First, what is this argument? It is also known as the teleological argument, from the Greek telos meaning “end” or “purpose.” When atheism became an accepted intellectual position in the 19th century, ridding the universe of purpose was a priority. Purpose implies a designer, and at just the right time Charles Darwin provided the answer to the problem. His system of evolution implies that the universe is a product of chance because it has no designer or creator. The design argument, by contrast, says we can infer a designer from the material world because of the implicit design, and obvious order and complexity of everything. Anything that has such order and complexity must be designed, and therefore must have a designer. Not too long ago this was vigorously denied by the greatest minds in Western culture.

In the 19th century atheism became a respected intellectual position because the knowledge of the material world was limited. Science and technology were in their infancy, and a Darwinian explanation for the world we inhabit had some credibility. These intellectuals further assumed that as knowledge increased, the case for God’s existence would become even weaker and religion would eventually wither away. Karl Marx certainly thought it would. But something strange happened on the way to the funeral: God wouldn’t die! In fact, as knowledge has increased the existence of God has become even more undeniable.

If you were alive and culturally aware in the first decade of this century you will remember the “New Atheists.” There was nothing new about them at all, but they thought so. They were an arrogant, loud-mouthed band of God and religion haters who became famous seemingly overnight, but their success contributed to their downfall. They failed to take into account that for the vast majority, like 95 percent, of human beings, the existence of God is not at all problematic. Again, it’s too obvious. It wasn’t too many years after their rise that their arrogant certitude started turning people off, and the exploding knowledge of the material world was increasingly revealing a preposterous complexity that could only be explained by a creator God. Now those atheists once as loud and confident as roaring lions, are as meek and quite at little lambs. If I ever wonder about God’s existence, I just look outside.

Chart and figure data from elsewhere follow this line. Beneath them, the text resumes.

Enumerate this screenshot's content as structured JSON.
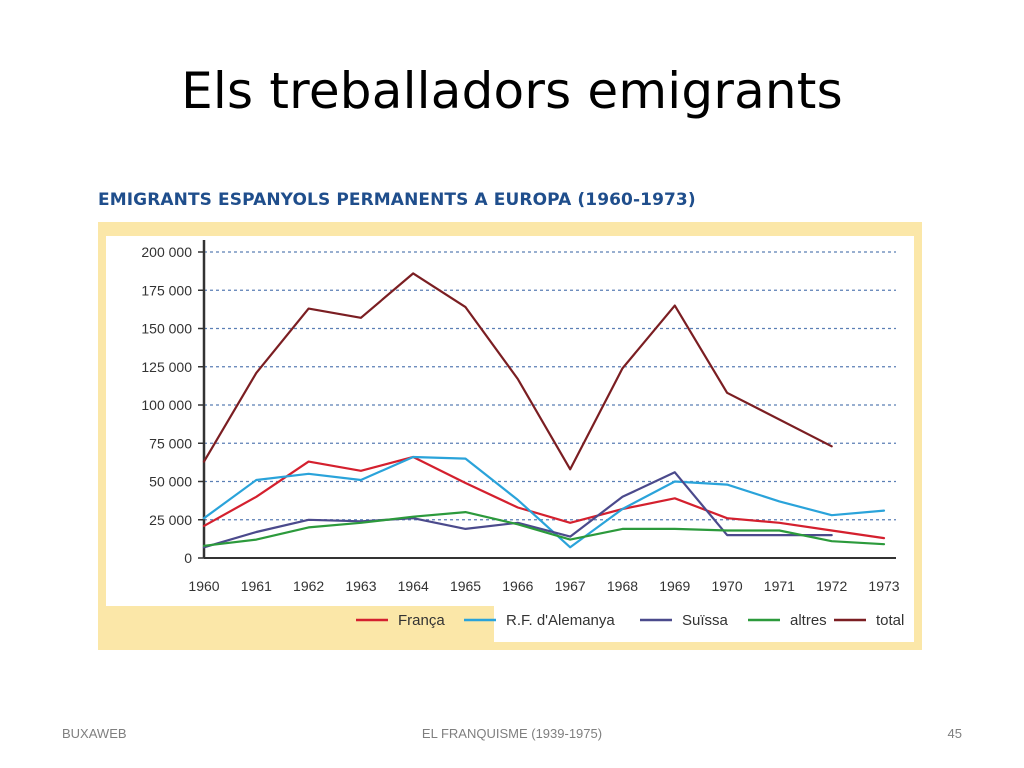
{
  "slide": {
    "title": "Els treballadors emigrants",
    "footer_left": "BUXAWEB",
    "footer_center": "EL FRANQUISME (1939-1975)",
    "footer_right": "45"
  },
  "colors": {
    "frame": "#fbe7a8",
    "plot_bg": "#ffffff",
    "grid": "#5b7fb5",
    "title": "#1f4e8c"
  },
  "chart_data": {
    "type": "line",
    "title": "EMIGRANTS ESPANYOLS PERMANENTS A EUROPA (1960-1973)",
    "xlabel": "",
    "ylabel": "",
    "x": [
      "1960",
      "1961",
      "1962",
      "1963",
      "1964",
      "1965",
      "1966",
      "1967",
      "1968",
      "1969",
      "1970",
      "1971",
      "1972",
      "1973"
    ],
    "ylim": [
      0,
      200000
    ],
    "yticks": [
      0,
      25000,
      50000,
      75000,
      100000,
      125000,
      150000,
      175000,
      200000
    ],
    "ytick_labels": [
      "0",
      "25 000",
      "50 000",
      "75 000",
      "100 000",
      "125 000",
      "150 000",
      "175 000",
      "200 000"
    ],
    "grid": "horizontal dashed",
    "legend_position": "bottom",
    "series": [
      {
        "name": "França",
        "color": "#d4202e",
        "values": [
          21000,
          40000,
          63000,
          57000,
          66000,
          49000,
          33000,
          23000,
          32000,
          39000,
          26000,
          23000,
          18000,
          13000
        ]
      },
      {
        "name": "R.F. d'Alemanya",
        "color": "#2aa3da",
        "values": [
          26000,
          51000,
          55000,
          51000,
          66000,
          65000,
          38000,
          7000,
          32000,
          50000,
          48000,
          37000,
          28000,
          31000
        ]
      },
      {
        "name": "Suïssa",
        "color": "#4b4a8c",
        "values": [
          7000,
          17000,
          25000,
          24000,
          26000,
          19000,
          23000,
          14000,
          40000,
          56000,
          15000,
          15000,
          15000,
          null
        ]
      },
      {
        "name": "altres",
        "color": "#2c9a3c",
        "values": [
          8000,
          12000,
          20000,
          23000,
          27000,
          30000,
          22000,
          12000,
          19000,
          19000,
          18000,
          18000,
          11000,
          9000
        ]
      },
      {
        "name": "total",
        "color": "#7b1e22",
        "values": [
          63000,
          121000,
          163000,
          157000,
          186000,
          164000,
          117000,
          58000,
          124000,
          165000,
          108000,
          null,
          73000,
          null
        ]
      }
    ]
  }
}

There are other evidences for God’s existence, not least for me is the Bible. I wrote a book called Uninvented, How the Bible Could Not Be Made up, and the Evidence that Proves It. That says it all, but I’ll end this with the most powerful apologetics argument for me: the consideration of the alternative. Whenever we believe something, there is always an alternative. If one thing isn’t true, something else must be. There is no neutral space where we can safely reside without having to make a decision, especially when it comes to ultimate questions: Why do we exist? What happens when we die? Why do we die? Why is there evil? What is the meaning of life? As the band Rush sang, “If you choose not to decide, you still have made a choice.” God has revealed himself in so many compelling ways that the choice should be easy—he is not hidden.

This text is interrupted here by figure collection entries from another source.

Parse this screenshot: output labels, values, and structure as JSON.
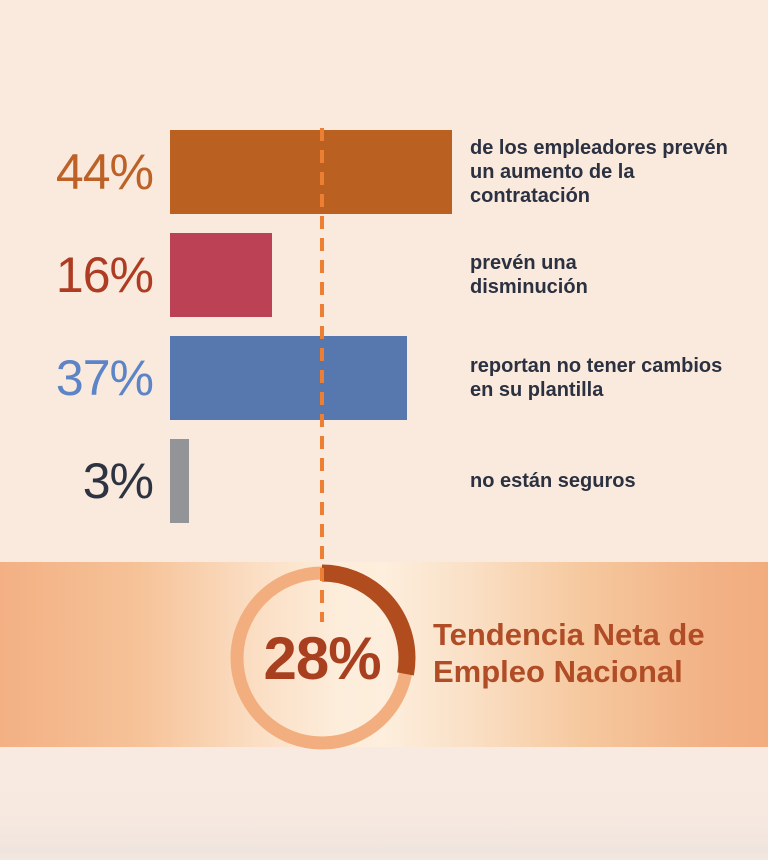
{
  "chart_data": {
    "type": "bar",
    "orientation": "horizontal",
    "unit": "percent",
    "grid": false,
    "xlim": [
      0,
      47
    ],
    "categories": [
      "aumento de la contratación",
      "disminución",
      "sin cambios en plantilla",
      "no seguros"
    ],
    "values": [
      44,
      16,
      37,
      3
    ],
    "bars": [
      {
        "value": 44,
        "label": "44%",
        "description_lines": [
          "de los empleadores prevén",
          "un aumento de la",
          "contratación"
        ],
        "bar_color": "#ba6122",
        "value_color": "#bd6127"
      },
      {
        "value": 16,
        "label": "16%",
        "description_lines": [
          "prevén una",
          "disminución"
        ],
        "bar_color": "#bd4154",
        "value_color": "#ad3c22"
      },
      {
        "value": 37,
        "label": "37%",
        "description_lines": [
          "reportan no tener cambios",
          "en su plantilla"
        ],
        "bar_color": "#5678af",
        "value_color": "#5d84c6"
      },
      {
        "value": 3,
        "label": "3%",
        "description_lines": [
          "no están seguros"
        ],
        "bar_color": "#929497",
        "value_color": "#2d3340"
      }
    ],
    "reference_line": {
      "style": "dashed",
      "color": "#ec7f33"
    },
    "gauge": {
      "value": 28,
      "label": "28%",
      "title_lines": [
        "Tendencia Neta de",
        "Empleo Nacional"
      ],
      "ring_color": "#f2ae7e",
      "arc_color": "#b14c1e",
      "label_color": "#a84020",
      "title_color": "#b04c26"
    }
  },
  "colors": {
    "background": "#fae9dd",
    "band_edge": "#f3b083",
    "band_center": "#fdeedd",
    "description_text": "#2b3140"
  }
}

I said above I would share what got me out of my “plausibility insanity” phase. It was two things. One was a deep dive back into apologetics in 2009. Being reminded again of all the evidence for Christianity being the truth, and the logical, rational reasons for its veracity makes it easy for me to believe it’s real. The other was in 2012 making a commitment to read the Bible and pray every morning. Communing with the living God every morning is what really did it, and I can’t even recognize the guy who would relate to the atheist and agnostic. This shows us that the so called problem of the hiddenness of God is a heart and not an intellect issue. As Jesus tells us in Matthew 7:

“Ask and it will be given to you; seek and you will find; knock and the door will be opened to you. For everyone who asks receives; the one who seeks finds; and to the one who knocks, the door will be opened.